WHO Backs Free, Treated Mosquito Nets to Prevent Malaria

By Stephanie McCrummen
Washington Post Foreign Service
Friday, August 17, 2007

NAIROBI, Aug. 16 -- Long-lasting, insecticide-treated mosquito nets should be distributed free, rapidly and widely in malaria-endemic areas, World Health Organization officials said here Thursday, setting new guidelines for fighting the mosquito-borne disease around the globe.

For years, a policy debate has raged not so much over the effectiveness of mosquito nets in preventing the disease, but over how best to distribute them.
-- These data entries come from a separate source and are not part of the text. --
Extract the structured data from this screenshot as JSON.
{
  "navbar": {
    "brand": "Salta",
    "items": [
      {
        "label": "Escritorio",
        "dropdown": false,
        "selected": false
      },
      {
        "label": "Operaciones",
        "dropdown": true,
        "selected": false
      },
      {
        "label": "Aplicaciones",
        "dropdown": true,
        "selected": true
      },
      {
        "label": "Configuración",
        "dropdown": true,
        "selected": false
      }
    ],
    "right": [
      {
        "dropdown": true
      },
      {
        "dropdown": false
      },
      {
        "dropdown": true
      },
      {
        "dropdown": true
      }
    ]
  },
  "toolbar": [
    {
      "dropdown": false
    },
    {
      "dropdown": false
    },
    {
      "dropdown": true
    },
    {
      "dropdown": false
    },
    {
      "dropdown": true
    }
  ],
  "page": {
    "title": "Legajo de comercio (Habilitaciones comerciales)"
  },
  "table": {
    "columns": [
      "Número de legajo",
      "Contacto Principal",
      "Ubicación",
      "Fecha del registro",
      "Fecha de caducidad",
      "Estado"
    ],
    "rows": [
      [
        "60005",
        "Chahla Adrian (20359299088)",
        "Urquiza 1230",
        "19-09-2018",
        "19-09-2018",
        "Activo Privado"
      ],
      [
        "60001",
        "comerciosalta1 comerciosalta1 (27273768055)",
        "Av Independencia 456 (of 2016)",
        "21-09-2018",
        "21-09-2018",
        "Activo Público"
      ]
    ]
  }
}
One camp, including organizations that produce and distribute nets with U.S. and other donor funds, has argued that the nets should be sold, albeit cheaply, because people who spend their own money on them are more likely to value them and use them properly.

Another camp has argued that poverty is so profound in some areas that even at a cost of $1 each, the nets are unaffordable to the people who need them most.

Thursday's announcement "ends the debate" over which method is best, said Arata Kochi, director of WHO's global malaria program. "No longer should the safety and well-being of your family be based upon whether you are rich or poor," Kochi said in a statement. "When insecticide treated mosquito nets are easily available for every person, young or old, malaria is reduced."

WHO has no power to order governments to adopt this approach. But health ministries that use funding from international donors often take cues from the U.N. agency's guidelines.

Malaria, which is caused by a parasite transmitted by infected mosquitoes, can kill if left untreated and is rampant in about 114 countries across Africa, Asia and Latin America. African children younger than 5 are disproportionately killed by the disease.

The WHO announcement was paired with what Kochi called "impressive" findings by Kenyan health authorities that widespread, free distribution of mosquito nets can effectively save children's lives.

After several years of using a combination of free distribution and sales, the Kenyan government last year conducted a massive, almost military-style campaign to distribute without charge 3.4 million insecticide-treated mosquito nets over three days in 46 malaria-endemic districts across the country.

Among a monitored group of 3,500 children in four of those districts, the number sleeping under the nets increased nearly tenfold from 2004 to 2006, WHO said, citing Kenyan government figures. The result was 44 percent fewer deaths than among children not sleeping under nets.

Insecticide-treated mosquito nets kill mosquitoes on contact. If enough nets are distributed and used, they can have a kind of collective impact of eradicating mosquitoes in a given area.

Critics have said that the approach of selling the nets is too slow and distribution too spotty to achieve such a result.

"The issue now is coverage," said Peter Olumese, a WHO medical officer who has advised the Kenyan government.